Part of the reason Daily Prayer remains both an underused and undervalued resource in the Anglican Church is because it is considered to be outdated and irrelevant. In many parishes, the various forms of Daily Prayer are neither used nor known to exist by anyone other than the clergy – who keep the offices privately, apart from their congregations. This helps to further the myth that the offices are designed for the clergy alone rather than for the nourishment of all. A commitment to keeping regular offices deepens faith and love in God. Daily Prayer provides stability, structure and meaning to daily life, reducing loneliness, anxiety and other problems exacerbated by them, such as depression, dependency and spiritual/physical exhaustion. Every church would benefit from allocating regular times each day at which its people would meet to pray together.

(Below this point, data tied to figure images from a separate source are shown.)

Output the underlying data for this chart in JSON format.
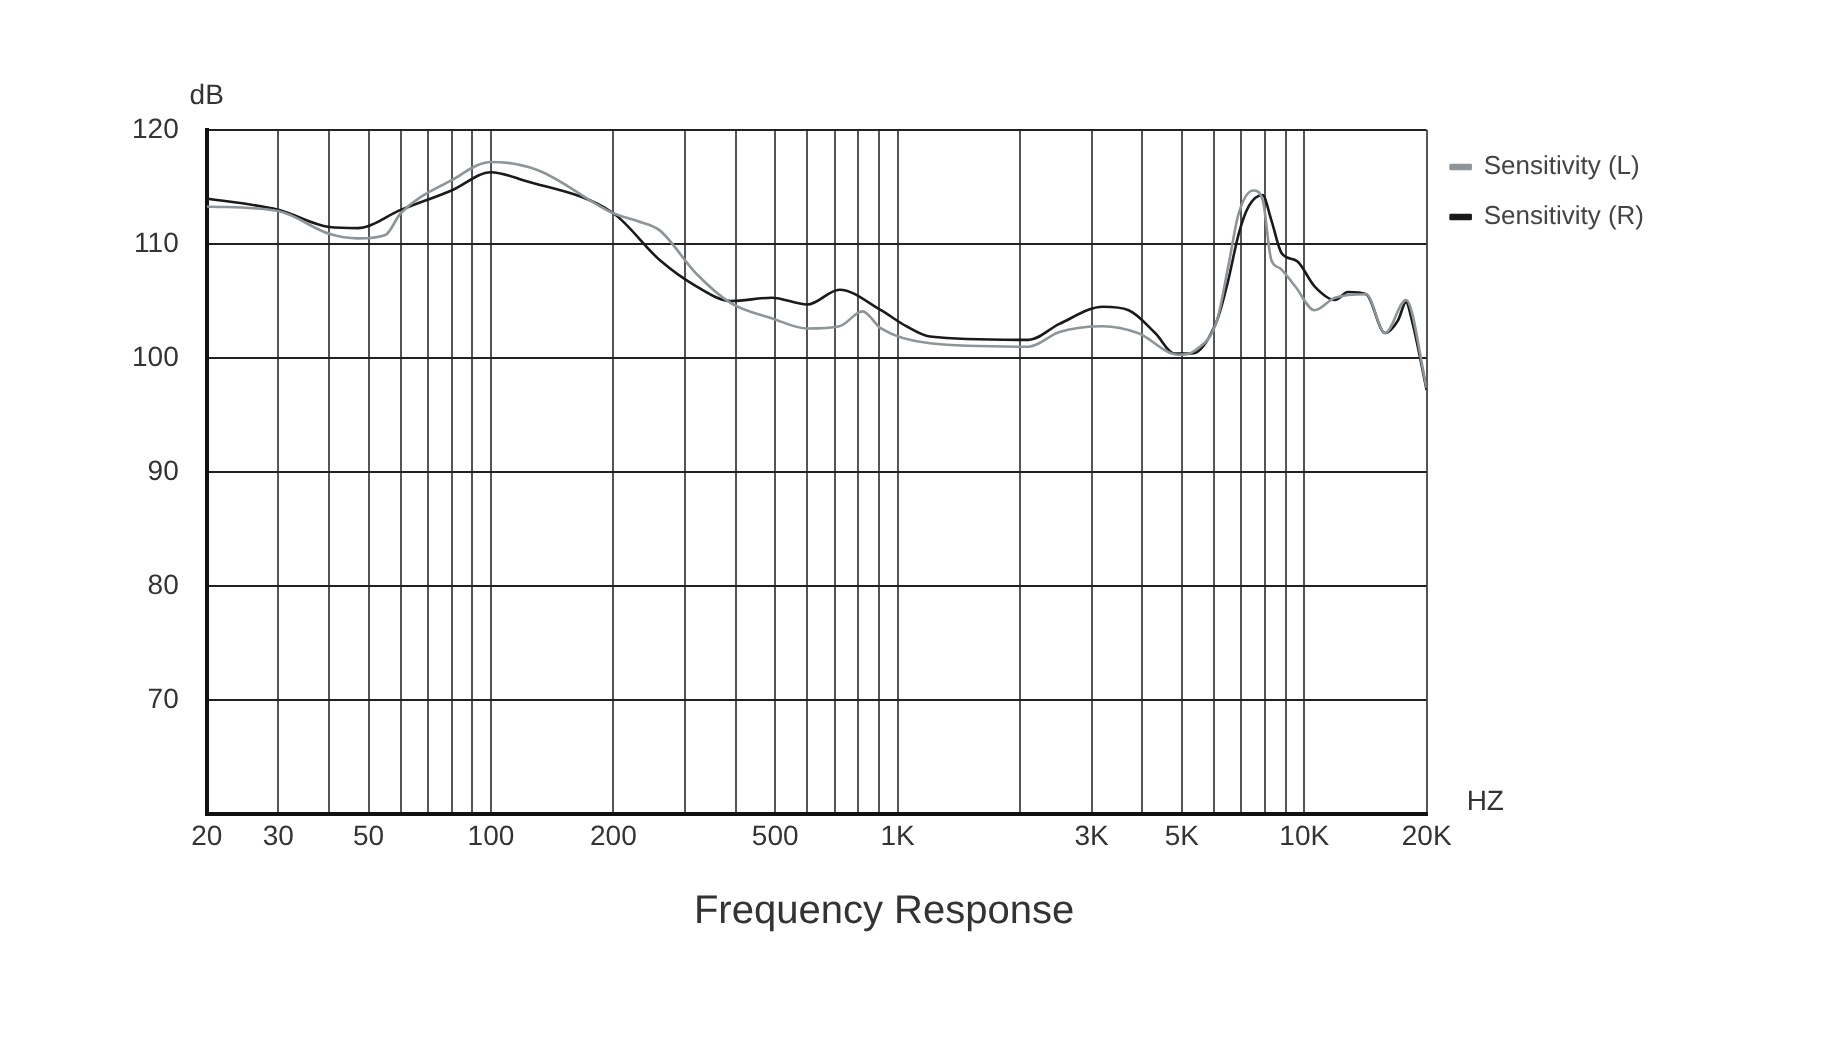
{
  "chart_data": {
    "type": "line",
    "title": "Frequency Response",
    "xlabel": "HZ",
    "ylabel": "dB",
    "log": "x",
    "grid": true,
    "legend": "top right",
    "marker": "none",
    "line_style": "solid",
    "xlim": [
      20,
      20000
    ],
    "ylim": [
      60,
      120
    ],
    "yticks": [
      70,
      80,
      90,
      100,
      110,
      120
    ],
    "xticks": [
      20,
      30,
      {
        "value": 40,
        "label": null
      },
      50,
      {
        "value": 60,
        "label": null
      },
      {
        "value": 70,
        "label": null
      },
      {
        "value": 80,
        "label": null
      },
      {
        "value": 90,
        "label": null
      },
      100,
      200,
      {
        "value": 300,
        "label": null
      },
      {
        "value": 400,
        "label": null
      },
      500,
      {
        "value": 600,
        "label": null
      },
      {
        "value": 700,
        "label": null
      },
      {
        "value": 800,
        "label": null
      },
      {
        "value": 900,
        "label": null
      },
      {
        "value": 1000,
        "label": "1K"
      },
      {
        "value": 2000,
        "label": null
      },
      {
        "value": 3000,
        "label": "3K"
      },
      {
        "value": 4000,
        "label": null
      },
      {
        "value": 5000,
        "label": "5K"
      },
      {
        "value": 6000,
        "label": null
      },
      {
        "value": 7000,
        "label": null
      },
      {
        "value": 8000,
        "label": null
      },
      {
        "value": 9000,
        "label": null
      },
      {
        "value": 10000,
        "label": "10K"
      },
      {
        "value": 20000,
        "label": "20K"
      }
    ],
    "series": [
      {
        "name": "Sensitivity (L)",
        "color": "#8c9599",
        "x": [
          20,
          30,
          40,
          47,
          55,
          60,
          80,
          100,
          130,
          200,
          230,
          260,
          320,
          390,
          490,
          600,
          720,
          820,
          910,
          1200,
          2100,
          2500,
          3200,
          3900,
          4900,
          5400,
          6100,
          6500,
          6900,
          7500,
          7900,
          8300,
          8700,
          9500,
          10600,
          11900,
          14200,
          15800,
          17800,
          20000
        ],
        "values": [
          113.3,
          112.9,
          110.9,
          110.5,
          110.8,
          112.7,
          115.6,
          117.2,
          116.5,
          112.7,
          112.0,
          111.2,
          107.4,
          104.8,
          103.5,
          102.6,
          102.8,
          104.1,
          102.6,
          101.3,
          101.0,
          102.3,
          102.8,
          102.2,
          100.3,
          100.7,
          103.3,
          108.0,
          112.7,
          114.7,
          113.9,
          108.6,
          107.9,
          106.3,
          104.2,
          105.3,
          105.6,
          102.2,
          105.1,
          97.4
        ]
      },
      {
        "name": "Sensitivity (R)",
        "color": "#1a1a1a",
        "x": [
          20,
          30,
          40,
          47,
          60,
          80,
          100,
          120,
          200,
          260,
          320,
          390,
          490,
          600,
          720,
          910,
          1050,
          1200,
          2100,
          2500,
          3200,
          3700,
          4300,
          4800,
          5300,
          6100,
          6500,
          6900,
          7300,
          7900,
          8300,
          8800,
          9600,
          10600,
          11900,
          12800,
          14200,
          15800,
          17000,
          17800,
          18400,
          20000
        ],
        "values": [
          114.0,
          113.0,
          111.5,
          111.4,
          113.0,
          114.7,
          116.3,
          115.6,
          112.7,
          108.6,
          106.3,
          105.0,
          105.3,
          104.7,
          106.0,
          104.2,
          102.8,
          101.9,
          101.6,
          103.0,
          104.5,
          104.2,
          102.2,
          100.4,
          100.4,
          103.3,
          106.8,
          110.9,
          113.3,
          114.3,
          112.1,
          109.2,
          108.5,
          106.3,
          105.1,
          105.8,
          105.6,
          102.2,
          103.3,
          104.9,
          103.3,
          97.2
        ]
      }
    ]
  }
}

Daily Prayer crosses the boundaries of churchmanship and tradition. Corporate prayer keeps church buildings alive, open and, most importantly, prayed in on a daily basis – a visible witness in the communities of which they are part.

Communities of faith

A second objection concerns accessibility. Whilst many would argue that although Daily Prayer is fine for literate congregations, confidence is required to handle the variety of texts included in the service, and so it would be of little use to those with limited literacy or those approaching the church for the first time. Such objections are surmountable. One only has to look at how the Jerusalem Community in Paris has created liturgies of Morning and Evening Prayer in a format that is beautiful yet accessible to all. That over 200 people attend the Jerusalem Community’s daily service of evening prayer at St Gervais is testament to the fact that there is a real call for such communities in our cities. The rising attendance at cathedral evensongs reflects a similar trend. What we need are not hidden huddles meeting in ghettos resistant to the contemporary world, but accessible, visible communities of faith. Such groups will not only strengthen the bond of fellowship between one another, but they will also witness to the ongoing intercession of Christ to the Father.

As yet no such community of Daily Prayer currently exists in London. There may be many complex reasons for this. Recently, much energy and emphasis has been placed on forming community through partnership and social action. However, by overlooking the importance of corporate Daily Prayer, the Church maybe ignoring one of the most valuable resources it has for building community. Are there any religious communities that would be willing to answer the call for such work in London? Or should the work be led by the laity, operating in individual parishes? There are many questions that will need to be asked. What is certain is that when such communities are grounded in faith, they will provide a witness to a God who taught his disciples that when ‘two or three are gathered together in my name there I am in the midst of them.’